Essays from
Giving Ground

THE GARDEN IN WINTER

Every time we have a below zero night now, gardening catalogs bloom in the mailbox, gently insulated by IRS tax forms. It is an ignominious beginning.

I leaf through all that blooming clay paper, the luscious clusters of fruits and berries growing in zones always immediately south of us.

The pages of beetle-beaters, cage traps, bird netting, cat and dog and deer repellents, inflatable giant horned owls: I know too well how a garden "under protection" can look like a carnival site, with plastic pennants popping in the wind, balloons with great eyes swaying, soap tied to trees, wires, nets. It is an exhausting environment to contemplate.

I come back to the restful idea that the true test of a garden's beauty is how it looks in winter. This is the time of year when "traceries" - the good bones - show up. It's often in shades of green, grey, black and white - a touch of deep red where rose hips still cling, or red osier dogwood grows. All that simplicity of form and color is its charm, like a fine lithograph.

It takes a great deal of planning, imagining, leafing through catalogs, wringing of hands at greenhouses, digging, fencing, tying, pruning and mulching to achieve a landscape with good bones.

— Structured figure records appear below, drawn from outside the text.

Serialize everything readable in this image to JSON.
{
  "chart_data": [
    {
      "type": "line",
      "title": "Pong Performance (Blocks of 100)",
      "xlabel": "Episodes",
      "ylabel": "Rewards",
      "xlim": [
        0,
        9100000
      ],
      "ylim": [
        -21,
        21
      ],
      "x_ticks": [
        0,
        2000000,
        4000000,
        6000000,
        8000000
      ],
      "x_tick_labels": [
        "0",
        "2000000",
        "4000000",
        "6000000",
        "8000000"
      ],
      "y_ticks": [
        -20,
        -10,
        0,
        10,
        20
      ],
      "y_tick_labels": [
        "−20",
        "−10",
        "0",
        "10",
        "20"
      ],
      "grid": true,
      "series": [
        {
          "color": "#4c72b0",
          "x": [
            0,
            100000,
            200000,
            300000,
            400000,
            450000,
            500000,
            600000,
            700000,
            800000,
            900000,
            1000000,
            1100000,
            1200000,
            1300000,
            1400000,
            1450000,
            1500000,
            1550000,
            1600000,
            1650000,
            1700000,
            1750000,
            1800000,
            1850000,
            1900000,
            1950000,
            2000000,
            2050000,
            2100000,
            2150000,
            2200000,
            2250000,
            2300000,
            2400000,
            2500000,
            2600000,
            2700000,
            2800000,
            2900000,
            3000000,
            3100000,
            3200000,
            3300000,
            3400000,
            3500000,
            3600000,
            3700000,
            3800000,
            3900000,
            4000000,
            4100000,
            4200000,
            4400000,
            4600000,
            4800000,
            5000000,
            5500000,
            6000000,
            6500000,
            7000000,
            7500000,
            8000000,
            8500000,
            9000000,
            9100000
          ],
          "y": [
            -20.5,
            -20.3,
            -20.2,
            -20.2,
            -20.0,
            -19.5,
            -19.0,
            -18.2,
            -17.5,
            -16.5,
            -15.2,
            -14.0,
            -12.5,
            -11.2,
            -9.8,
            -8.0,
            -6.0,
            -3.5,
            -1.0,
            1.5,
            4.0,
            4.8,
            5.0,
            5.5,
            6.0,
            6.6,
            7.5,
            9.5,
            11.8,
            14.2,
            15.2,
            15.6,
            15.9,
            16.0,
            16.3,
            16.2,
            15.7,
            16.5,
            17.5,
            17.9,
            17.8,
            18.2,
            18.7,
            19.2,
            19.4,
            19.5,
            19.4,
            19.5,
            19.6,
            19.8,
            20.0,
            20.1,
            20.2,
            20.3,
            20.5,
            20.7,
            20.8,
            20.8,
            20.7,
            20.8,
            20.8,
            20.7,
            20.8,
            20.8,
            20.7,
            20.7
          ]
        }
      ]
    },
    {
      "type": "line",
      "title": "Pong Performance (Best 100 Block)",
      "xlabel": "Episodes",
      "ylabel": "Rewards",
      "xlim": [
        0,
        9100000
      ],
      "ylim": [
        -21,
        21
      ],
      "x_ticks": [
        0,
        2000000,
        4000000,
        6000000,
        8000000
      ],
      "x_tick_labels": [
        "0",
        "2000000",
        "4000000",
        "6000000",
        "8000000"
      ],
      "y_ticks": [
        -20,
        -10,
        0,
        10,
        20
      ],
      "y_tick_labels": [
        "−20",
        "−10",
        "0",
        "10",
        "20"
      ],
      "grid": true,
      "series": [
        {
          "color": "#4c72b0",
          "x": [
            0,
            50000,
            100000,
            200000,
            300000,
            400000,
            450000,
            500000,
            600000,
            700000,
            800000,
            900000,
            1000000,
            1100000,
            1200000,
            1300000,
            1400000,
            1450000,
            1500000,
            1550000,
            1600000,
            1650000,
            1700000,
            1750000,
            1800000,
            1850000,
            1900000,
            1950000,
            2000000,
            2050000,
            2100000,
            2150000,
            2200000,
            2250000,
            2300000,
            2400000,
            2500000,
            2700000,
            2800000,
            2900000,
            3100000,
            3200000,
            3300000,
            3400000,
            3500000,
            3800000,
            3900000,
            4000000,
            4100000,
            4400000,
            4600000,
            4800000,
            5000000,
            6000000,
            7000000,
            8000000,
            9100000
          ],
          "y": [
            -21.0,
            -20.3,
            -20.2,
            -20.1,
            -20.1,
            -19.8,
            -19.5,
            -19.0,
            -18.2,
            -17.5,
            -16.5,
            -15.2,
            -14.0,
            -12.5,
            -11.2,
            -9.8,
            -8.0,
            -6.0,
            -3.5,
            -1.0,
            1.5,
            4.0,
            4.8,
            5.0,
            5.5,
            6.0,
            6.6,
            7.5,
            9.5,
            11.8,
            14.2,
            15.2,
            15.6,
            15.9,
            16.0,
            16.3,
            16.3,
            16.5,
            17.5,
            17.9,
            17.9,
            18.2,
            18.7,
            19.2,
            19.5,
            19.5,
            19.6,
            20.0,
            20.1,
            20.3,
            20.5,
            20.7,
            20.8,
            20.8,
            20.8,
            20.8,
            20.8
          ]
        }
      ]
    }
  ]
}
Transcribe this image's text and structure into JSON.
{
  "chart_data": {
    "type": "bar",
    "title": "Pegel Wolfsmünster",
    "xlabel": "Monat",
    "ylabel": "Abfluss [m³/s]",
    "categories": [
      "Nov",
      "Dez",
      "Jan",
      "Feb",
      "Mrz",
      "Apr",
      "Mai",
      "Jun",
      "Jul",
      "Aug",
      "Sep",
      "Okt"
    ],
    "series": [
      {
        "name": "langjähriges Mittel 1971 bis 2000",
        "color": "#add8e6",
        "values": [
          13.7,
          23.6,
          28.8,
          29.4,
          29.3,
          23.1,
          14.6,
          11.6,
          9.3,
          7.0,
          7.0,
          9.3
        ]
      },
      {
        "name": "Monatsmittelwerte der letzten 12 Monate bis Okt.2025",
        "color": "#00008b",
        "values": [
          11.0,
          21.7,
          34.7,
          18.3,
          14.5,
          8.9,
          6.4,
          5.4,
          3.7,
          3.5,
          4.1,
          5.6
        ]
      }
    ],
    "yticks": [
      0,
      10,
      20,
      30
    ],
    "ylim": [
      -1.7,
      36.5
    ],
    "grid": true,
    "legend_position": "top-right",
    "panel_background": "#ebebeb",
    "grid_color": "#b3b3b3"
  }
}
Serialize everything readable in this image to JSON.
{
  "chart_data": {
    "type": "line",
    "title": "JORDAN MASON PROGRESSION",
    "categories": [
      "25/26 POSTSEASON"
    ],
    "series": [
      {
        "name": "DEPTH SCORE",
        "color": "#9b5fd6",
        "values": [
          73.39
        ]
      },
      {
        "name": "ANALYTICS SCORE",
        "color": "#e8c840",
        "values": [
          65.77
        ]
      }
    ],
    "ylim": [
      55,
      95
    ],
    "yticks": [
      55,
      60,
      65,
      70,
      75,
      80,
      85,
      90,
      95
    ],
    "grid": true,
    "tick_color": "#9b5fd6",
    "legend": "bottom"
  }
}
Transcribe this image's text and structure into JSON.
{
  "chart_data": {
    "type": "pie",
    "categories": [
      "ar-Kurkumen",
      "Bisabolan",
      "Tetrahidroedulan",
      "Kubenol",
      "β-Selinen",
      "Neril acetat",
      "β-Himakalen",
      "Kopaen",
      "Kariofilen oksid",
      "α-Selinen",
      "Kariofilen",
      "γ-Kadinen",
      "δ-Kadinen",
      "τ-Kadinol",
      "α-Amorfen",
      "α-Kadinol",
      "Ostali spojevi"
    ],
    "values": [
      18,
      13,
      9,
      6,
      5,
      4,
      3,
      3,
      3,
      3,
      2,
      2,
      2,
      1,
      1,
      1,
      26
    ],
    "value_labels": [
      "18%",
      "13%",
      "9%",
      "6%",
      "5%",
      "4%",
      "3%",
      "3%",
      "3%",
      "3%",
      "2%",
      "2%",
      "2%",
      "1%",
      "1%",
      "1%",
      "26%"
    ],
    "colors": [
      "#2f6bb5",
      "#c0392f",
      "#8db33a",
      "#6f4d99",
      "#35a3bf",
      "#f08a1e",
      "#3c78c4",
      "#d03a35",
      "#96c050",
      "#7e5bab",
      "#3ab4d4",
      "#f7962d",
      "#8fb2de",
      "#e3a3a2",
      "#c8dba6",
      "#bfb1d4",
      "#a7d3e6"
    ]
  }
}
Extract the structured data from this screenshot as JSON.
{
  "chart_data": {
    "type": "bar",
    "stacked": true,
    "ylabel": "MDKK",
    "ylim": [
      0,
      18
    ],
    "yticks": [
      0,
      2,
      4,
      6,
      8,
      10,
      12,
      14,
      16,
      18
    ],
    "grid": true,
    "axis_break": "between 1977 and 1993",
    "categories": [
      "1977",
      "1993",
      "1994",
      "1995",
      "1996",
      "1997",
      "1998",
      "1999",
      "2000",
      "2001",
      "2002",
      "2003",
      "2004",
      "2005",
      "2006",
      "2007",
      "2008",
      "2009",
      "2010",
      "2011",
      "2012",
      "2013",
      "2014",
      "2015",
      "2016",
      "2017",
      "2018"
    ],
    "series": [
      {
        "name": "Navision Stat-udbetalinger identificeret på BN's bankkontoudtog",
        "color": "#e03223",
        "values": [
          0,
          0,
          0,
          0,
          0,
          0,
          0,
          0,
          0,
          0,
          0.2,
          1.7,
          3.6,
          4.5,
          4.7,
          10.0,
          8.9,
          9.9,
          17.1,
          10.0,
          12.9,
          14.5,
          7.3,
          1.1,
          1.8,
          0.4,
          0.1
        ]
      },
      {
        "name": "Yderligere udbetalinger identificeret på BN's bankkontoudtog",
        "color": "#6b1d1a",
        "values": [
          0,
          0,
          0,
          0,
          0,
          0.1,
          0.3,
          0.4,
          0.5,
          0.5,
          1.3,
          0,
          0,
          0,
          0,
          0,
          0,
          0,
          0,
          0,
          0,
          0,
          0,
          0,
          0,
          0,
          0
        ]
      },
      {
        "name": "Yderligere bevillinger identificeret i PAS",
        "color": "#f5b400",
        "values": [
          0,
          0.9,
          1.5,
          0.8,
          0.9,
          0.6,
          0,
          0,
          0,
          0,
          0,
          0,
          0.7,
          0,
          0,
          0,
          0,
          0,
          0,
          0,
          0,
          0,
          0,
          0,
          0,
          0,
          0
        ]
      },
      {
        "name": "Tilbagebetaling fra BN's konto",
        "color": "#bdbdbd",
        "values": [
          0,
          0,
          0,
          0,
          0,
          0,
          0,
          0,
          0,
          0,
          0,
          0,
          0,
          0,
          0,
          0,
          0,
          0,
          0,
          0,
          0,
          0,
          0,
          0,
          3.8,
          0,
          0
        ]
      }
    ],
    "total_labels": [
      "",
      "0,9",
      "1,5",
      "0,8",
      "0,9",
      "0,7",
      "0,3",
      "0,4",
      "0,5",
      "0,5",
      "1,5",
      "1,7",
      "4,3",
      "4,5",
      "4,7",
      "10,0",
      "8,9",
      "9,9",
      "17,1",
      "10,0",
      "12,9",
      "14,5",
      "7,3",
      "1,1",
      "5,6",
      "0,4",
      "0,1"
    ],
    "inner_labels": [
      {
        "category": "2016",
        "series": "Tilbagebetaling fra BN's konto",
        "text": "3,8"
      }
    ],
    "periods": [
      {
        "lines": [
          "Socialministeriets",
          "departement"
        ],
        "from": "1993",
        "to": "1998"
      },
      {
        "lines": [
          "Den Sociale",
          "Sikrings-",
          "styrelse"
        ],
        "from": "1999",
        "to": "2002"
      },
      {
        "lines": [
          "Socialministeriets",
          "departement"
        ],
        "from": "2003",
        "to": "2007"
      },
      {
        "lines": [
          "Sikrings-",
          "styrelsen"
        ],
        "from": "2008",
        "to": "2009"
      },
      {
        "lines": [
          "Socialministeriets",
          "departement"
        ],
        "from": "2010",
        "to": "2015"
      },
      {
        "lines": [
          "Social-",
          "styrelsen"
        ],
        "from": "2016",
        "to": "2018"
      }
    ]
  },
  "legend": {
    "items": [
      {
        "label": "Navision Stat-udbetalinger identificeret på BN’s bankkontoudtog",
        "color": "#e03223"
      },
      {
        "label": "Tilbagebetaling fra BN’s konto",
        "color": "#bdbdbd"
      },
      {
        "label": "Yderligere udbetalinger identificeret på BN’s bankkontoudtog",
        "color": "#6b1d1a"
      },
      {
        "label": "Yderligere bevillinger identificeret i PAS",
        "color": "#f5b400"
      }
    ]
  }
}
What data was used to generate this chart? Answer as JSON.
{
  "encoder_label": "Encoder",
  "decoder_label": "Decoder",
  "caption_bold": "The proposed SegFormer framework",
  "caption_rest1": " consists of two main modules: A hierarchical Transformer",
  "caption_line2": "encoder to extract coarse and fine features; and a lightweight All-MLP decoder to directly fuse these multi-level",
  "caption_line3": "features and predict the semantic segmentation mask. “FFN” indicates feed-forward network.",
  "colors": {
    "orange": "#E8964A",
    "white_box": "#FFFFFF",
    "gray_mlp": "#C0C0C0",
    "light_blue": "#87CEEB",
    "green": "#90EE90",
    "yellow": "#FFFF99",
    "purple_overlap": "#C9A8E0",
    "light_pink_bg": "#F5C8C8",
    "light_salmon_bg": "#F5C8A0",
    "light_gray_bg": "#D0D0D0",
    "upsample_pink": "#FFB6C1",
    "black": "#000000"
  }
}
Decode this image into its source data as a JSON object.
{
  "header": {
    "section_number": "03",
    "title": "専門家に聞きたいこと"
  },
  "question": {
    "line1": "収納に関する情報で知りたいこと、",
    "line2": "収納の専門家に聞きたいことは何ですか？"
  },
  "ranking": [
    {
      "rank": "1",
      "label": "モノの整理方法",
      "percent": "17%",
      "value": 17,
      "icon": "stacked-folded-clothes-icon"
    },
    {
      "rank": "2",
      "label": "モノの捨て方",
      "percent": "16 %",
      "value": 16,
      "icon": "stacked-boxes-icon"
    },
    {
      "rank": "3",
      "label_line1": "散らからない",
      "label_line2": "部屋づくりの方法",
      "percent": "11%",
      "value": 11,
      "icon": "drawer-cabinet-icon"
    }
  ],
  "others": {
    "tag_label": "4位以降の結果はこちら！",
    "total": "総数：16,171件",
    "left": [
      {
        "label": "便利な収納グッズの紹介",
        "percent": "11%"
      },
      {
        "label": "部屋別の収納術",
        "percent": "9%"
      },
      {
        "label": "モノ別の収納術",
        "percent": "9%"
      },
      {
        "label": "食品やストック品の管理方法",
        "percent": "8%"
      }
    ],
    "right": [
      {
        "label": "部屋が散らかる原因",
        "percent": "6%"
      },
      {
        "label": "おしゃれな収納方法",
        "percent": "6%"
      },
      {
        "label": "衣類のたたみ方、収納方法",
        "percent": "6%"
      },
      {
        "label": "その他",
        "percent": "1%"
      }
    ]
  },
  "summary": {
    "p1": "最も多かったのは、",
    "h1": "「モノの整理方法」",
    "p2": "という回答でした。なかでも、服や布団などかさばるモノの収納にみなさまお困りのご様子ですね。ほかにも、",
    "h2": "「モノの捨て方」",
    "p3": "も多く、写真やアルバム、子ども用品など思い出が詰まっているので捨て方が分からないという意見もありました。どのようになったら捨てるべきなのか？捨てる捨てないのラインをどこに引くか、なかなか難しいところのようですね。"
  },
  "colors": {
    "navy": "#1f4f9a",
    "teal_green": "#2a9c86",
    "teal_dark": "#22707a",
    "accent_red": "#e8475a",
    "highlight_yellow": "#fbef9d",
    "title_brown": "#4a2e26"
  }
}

Each of us chooses a different winter look. Friends who burn off a field every year or two, to keep the brush at bay, want a long view. They love to catch a glimpse of a wild creature just at the edge of the clearing. When people or wild animals visit us here, they have to duck. I spend some considerable time deciding just which balsam fir could be taken out as a Christmas tree, without having any gap in the conifer swaddling around here! I like to be enclosed, cocooned, sheltered. But I like many heights of trees: a nursery of balsams, with here and there Balm of Gileads - "nurse trees" -  nannies to shelter the new growth. I love the three towering old spruce behind the house, and behind the New Cottage.

There are plants and flowers whose bones have to be mowed down every autumn, and these empty spaces are part of a winter garden as well:  restful places for the eyes, as well as for the roots.

We all have our own likes and dislikes of colors and shapes, too. As for myself, I don't like scarlet flowers here - no scarlet geraniums in summer, no scarlet poinsettias in winter. The reds here are burgundies and dark barn reds; the scarlets look too orange among them. I always choose the fuschia shades, and the dark cranberry colors.

I don't like the double-ruffled hybrids of summer, either. They remind me of the crinoline slips we all wore in the 1950's - just too cute for a near-wilderness setting.

Friends have a white garden - though not in this climate. I have been savoring the idea for a long time, but in this far-north gardening zone, would it be possible to always have two or three different whites in bloom, or would I be the only one who knew it was a white garden?!

Names of flowers help me make choices too.... freesia, portulaca, coreopsis.... these are wonderful words to include in a landscape family.

Fred found me a second-hand, hard-bound copy of Katharine S. White's "Onward and Upward in the Garden." She was the wife of E.B. White ("Charlotte's Web"), and E.B. White was half the team of Strunck and White, whose classic handbook on writing well is still in use in colleges all over the world. Katharine's chapter headings could be books by themselves:  "War in the Borders, Peace in the Shrubbery"; "Before the Frost"; "The Changing Rose, the Enduring Cabbage."

I will borrow from E. B. White's introduction of Katharine's book to describe what all of us gardeners are doing at 20 degrees below zero: "calmly plotting the resurrection."